October 3, 2017 | Ray Takeyh
About the author: Ray Takeyh is Hasib J. Sabbagh senior fellow for Middle East studies at the Council on Foreign Relations. His areas of specialization are Iran, political reform in the Middle East, and Islamist movements and parties.

President Trump recently called the 2015 agreement with the Islamic Republic “an embarrassment to the United States.” Agreeing, Ray Takeyh argues that the deal all but guarantees that Tehran will have a fully operational nuclear-weapons program within ten years:

The key architect of the [accord] was not Secretary of State John Kerry or his European counterparts but Supreme Leader Ali Khamenei’s most reliable bomb maker, the head of [Iran’s] Atomic Energy Organization, Ali Akbar Salehi, and his team of technicians and diplomats, for one simple reason: he knows more than we do about the program he has devoted his life to developing.

Salehi, a fluent English speaker with a PhD in nuclear engineering from MIT, realized the folly of his predecessors. He understood that merely adding primitive IR-1 centrifuges [used for enriching uranium] to Iran’s stock might marginally expand its nuclear capacity but could not be the foundation of a state-of-the-art atomic apparatus.

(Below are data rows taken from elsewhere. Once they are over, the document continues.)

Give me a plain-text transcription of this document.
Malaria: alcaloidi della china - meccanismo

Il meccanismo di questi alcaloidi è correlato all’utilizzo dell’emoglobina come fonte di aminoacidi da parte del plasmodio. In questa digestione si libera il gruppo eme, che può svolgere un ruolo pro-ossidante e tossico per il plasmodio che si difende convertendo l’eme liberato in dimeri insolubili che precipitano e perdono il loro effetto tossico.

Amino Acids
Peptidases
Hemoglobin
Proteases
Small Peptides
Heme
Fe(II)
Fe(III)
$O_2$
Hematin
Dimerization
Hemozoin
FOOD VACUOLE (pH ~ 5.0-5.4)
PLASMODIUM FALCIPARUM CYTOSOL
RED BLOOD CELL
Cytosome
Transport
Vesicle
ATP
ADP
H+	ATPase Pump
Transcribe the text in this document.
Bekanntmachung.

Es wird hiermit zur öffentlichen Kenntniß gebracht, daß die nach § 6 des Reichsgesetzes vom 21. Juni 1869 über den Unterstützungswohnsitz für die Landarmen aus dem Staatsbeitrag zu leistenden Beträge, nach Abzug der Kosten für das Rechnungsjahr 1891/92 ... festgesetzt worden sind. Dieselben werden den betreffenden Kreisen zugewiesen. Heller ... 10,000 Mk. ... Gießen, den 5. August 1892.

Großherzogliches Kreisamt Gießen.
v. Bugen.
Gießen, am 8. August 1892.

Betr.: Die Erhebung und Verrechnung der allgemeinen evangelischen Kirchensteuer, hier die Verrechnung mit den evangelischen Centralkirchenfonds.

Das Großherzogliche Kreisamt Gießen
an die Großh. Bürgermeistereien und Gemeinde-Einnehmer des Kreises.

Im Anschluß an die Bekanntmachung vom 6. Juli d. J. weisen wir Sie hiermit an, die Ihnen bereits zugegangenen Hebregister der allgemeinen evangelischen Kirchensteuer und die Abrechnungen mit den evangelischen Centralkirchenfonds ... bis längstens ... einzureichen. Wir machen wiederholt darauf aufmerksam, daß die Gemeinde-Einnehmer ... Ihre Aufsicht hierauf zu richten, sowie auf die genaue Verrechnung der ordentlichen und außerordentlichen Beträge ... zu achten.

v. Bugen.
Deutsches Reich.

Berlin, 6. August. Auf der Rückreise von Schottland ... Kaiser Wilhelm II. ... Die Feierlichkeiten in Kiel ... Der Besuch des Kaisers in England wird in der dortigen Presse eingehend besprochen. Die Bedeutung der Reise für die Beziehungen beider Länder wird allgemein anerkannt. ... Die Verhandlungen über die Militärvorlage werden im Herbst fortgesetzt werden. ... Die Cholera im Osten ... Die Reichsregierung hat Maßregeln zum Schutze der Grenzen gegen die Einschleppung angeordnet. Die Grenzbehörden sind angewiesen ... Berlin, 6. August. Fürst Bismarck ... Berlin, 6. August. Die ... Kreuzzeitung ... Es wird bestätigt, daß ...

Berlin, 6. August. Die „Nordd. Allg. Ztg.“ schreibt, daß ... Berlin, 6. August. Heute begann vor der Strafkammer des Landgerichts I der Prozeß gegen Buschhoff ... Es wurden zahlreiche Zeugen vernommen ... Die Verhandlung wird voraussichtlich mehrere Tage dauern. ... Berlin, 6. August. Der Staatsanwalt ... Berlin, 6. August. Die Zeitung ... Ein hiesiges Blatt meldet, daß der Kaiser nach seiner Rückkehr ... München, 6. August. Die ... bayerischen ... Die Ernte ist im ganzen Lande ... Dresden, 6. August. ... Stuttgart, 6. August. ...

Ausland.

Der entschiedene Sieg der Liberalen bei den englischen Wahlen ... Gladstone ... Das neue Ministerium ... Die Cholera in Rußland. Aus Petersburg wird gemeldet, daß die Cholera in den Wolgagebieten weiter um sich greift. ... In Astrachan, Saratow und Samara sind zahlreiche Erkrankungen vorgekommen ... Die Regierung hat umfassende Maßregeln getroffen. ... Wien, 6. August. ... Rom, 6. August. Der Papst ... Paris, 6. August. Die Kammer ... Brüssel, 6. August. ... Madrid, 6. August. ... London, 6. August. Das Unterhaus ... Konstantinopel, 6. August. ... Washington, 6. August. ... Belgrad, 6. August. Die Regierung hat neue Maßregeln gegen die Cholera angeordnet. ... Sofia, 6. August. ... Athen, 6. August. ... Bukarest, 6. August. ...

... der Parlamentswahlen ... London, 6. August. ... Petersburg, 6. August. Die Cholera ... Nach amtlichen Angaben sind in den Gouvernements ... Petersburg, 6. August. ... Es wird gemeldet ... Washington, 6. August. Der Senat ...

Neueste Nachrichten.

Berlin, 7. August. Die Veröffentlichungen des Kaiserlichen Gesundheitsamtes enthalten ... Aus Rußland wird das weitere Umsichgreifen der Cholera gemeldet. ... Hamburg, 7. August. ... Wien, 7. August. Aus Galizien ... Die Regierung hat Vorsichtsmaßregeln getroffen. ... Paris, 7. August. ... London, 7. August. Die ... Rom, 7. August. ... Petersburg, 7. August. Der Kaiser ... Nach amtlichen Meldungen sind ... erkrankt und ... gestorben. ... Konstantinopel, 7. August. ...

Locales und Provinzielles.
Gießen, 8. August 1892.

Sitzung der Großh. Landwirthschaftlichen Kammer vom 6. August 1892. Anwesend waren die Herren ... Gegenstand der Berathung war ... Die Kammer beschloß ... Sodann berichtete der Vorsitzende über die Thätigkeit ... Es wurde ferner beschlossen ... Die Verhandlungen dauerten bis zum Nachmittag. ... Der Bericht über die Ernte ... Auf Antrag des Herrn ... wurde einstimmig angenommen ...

For Iran to have a viable nuclear-energy program and a sneak-out weapons option, it had to phase out the clunky IR-1s and replace them with more advanced IR-8s. . . .

[As one] member of Iran’s negotiating team, Hamid Baidinezhad, [explained] on August 23, 2015, “we came to the conclusion that the transition period that would take us to the industrial stage would start at the beginning of eight years. . . After the completion of that transitional period, Iran’s nuclear program would witness an industrial leap and Iran would enter the state of complete industrial enrichment [of uranium].” And this was precisely the research-and-development plan Iran negotiated: the agreement stipulates that “Iran will continue to conduct enrichment [research and development] . . . including [of] IR-4, IR-6, and IR-8 centrifuges.” An American negotiating team that was so concerned about stages of sanctions relief and inspections seems to have conceded this point as part of the negotiating trade-offs.

Salehi [himself] has touted this achievement [in the Iranian press]. . . . In a clever move, he preserved Iran’s nuclear modernization efforts while trading away IR-1s that Iran would phase out even if the JCPOA had not come along.